Putting the DVD in the player a few years later, I initially find that my excitement has waned a bit. The opening is still majestic, and Toshiyuki Honda's score is still jazzy and fun. That soundtrack has been in whichever CD player I'm near ever since the film's US release, because it's so incongruous: We've grown to expect science fiction to be scored with a symphony, or something electronic, but instead the Metropolis Committee hired a jazz sax player, and he creates a group of themes that are flexible enough to show the bustle of a vibrant city, a foreboding of danger, and hope after disaster. But, somehow, since the last time I saw it, I lost my affinity the Tezuka-styled character designs. I maybe giggled a little at the movie's attempts at profundity.

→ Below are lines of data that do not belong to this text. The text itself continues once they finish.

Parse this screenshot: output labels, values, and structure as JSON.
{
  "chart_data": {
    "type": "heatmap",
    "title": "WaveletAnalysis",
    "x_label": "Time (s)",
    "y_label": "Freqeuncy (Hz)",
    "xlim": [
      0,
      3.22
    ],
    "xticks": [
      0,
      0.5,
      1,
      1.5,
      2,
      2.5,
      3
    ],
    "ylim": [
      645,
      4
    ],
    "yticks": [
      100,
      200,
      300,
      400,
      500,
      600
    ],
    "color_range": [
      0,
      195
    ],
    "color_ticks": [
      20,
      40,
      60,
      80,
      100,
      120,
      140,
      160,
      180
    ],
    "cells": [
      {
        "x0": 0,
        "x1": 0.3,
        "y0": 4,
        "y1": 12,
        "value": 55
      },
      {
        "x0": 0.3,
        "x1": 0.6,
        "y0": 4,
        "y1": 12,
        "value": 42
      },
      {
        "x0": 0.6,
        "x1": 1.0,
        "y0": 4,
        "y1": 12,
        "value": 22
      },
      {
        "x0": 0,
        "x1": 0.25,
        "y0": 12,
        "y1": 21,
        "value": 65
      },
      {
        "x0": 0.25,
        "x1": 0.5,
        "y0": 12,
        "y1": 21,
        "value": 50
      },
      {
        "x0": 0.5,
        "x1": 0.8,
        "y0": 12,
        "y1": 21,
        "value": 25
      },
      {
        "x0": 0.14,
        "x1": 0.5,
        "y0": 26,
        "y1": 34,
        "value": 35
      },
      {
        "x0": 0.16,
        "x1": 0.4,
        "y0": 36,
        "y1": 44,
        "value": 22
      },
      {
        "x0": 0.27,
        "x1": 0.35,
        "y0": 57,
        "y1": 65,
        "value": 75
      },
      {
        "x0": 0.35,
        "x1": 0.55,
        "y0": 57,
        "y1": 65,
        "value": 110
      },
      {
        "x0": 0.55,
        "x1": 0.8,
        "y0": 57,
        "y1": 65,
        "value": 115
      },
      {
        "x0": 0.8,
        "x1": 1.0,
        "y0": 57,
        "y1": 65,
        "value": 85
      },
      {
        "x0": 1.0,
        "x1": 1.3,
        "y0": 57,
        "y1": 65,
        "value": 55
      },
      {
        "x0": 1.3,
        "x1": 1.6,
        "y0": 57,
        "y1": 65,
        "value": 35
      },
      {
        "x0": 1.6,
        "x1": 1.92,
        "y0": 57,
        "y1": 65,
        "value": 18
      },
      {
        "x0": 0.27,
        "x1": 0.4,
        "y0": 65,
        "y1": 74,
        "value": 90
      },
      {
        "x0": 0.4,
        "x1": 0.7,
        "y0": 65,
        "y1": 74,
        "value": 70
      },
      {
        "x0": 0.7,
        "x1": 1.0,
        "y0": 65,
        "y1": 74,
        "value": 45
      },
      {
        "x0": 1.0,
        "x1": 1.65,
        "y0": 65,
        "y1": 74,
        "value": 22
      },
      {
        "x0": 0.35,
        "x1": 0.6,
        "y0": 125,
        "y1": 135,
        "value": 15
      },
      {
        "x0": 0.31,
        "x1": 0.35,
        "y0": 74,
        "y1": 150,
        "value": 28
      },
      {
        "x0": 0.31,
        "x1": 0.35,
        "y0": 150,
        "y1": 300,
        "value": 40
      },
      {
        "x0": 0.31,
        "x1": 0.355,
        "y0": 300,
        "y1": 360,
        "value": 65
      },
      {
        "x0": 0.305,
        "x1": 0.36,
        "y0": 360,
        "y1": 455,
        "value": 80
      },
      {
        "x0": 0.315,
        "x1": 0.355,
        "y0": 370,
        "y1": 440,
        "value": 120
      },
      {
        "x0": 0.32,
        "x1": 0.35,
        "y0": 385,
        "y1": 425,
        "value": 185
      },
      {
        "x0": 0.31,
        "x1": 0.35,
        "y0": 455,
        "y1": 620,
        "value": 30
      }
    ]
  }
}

But after a while, that cynicism wears off. Screenwriter Katsuhiro Otomo (famous in his own right for Akira packs the movie full of story, suggesting that what's happening is the culmination of much more, and making our view of a detailed fantasy world comprehensible without sacrificing its complexity. Director Rintaro does one of the best-ever jobs of integrating cel and CGI animation, and that's no simple task; in adapting one of Osamu Tezuka's early works (in an interview on the DVD, Rintaro and Otomo admit that they'd wanted to make Metropolis for years but Tezuka nixed it while he was alive), the cel-animated characters retain their cartoonish style while many of the environments are highly-detailed, built to awe.

The story is what you make of it - Ban, a detective, and his nephew Kenichi arrive from Tokyo hunting for Laughton, a mad scientist. Little do they know that this scientist is in the employ of Duke Red, the city's foremost citizen and architect of its gleaming new Zigguraut, who has a contentious relation with Rock, a robot-hunter who thinks of Red as his foster father. The lab is destroyed, Ban and Kenichi are separated, and Kenichi finds himself in the company of Tima, an android built by Laughton for Red, with both initially unaware that Tima is anything other than a human girl. As Ban and Kenichi try to re-unite, they find themselves in the midst of a battle for control of the city. And then...

And then, Ray Charles. Ray Charles shows up on the soundtrack in a moment of musical audacity that must be seen and heard to be believed, but as much as the song ("I Can't Stop Loving You") seems to contradict what's happening on screen, it cuts right to the heart of the movie: A boy who loves a robot even as its human exterior and heart is stripped away, a son who loves the father who won't acknowledge him, and a man obsessed with his lost daughter to the point of recreating her. It's an action scene built to make the audience cry.

And it does. By the end of the movie, I want to see it again, because it's just that fantastic, no matter what foolish doubts I'd had an hour and a half earlier.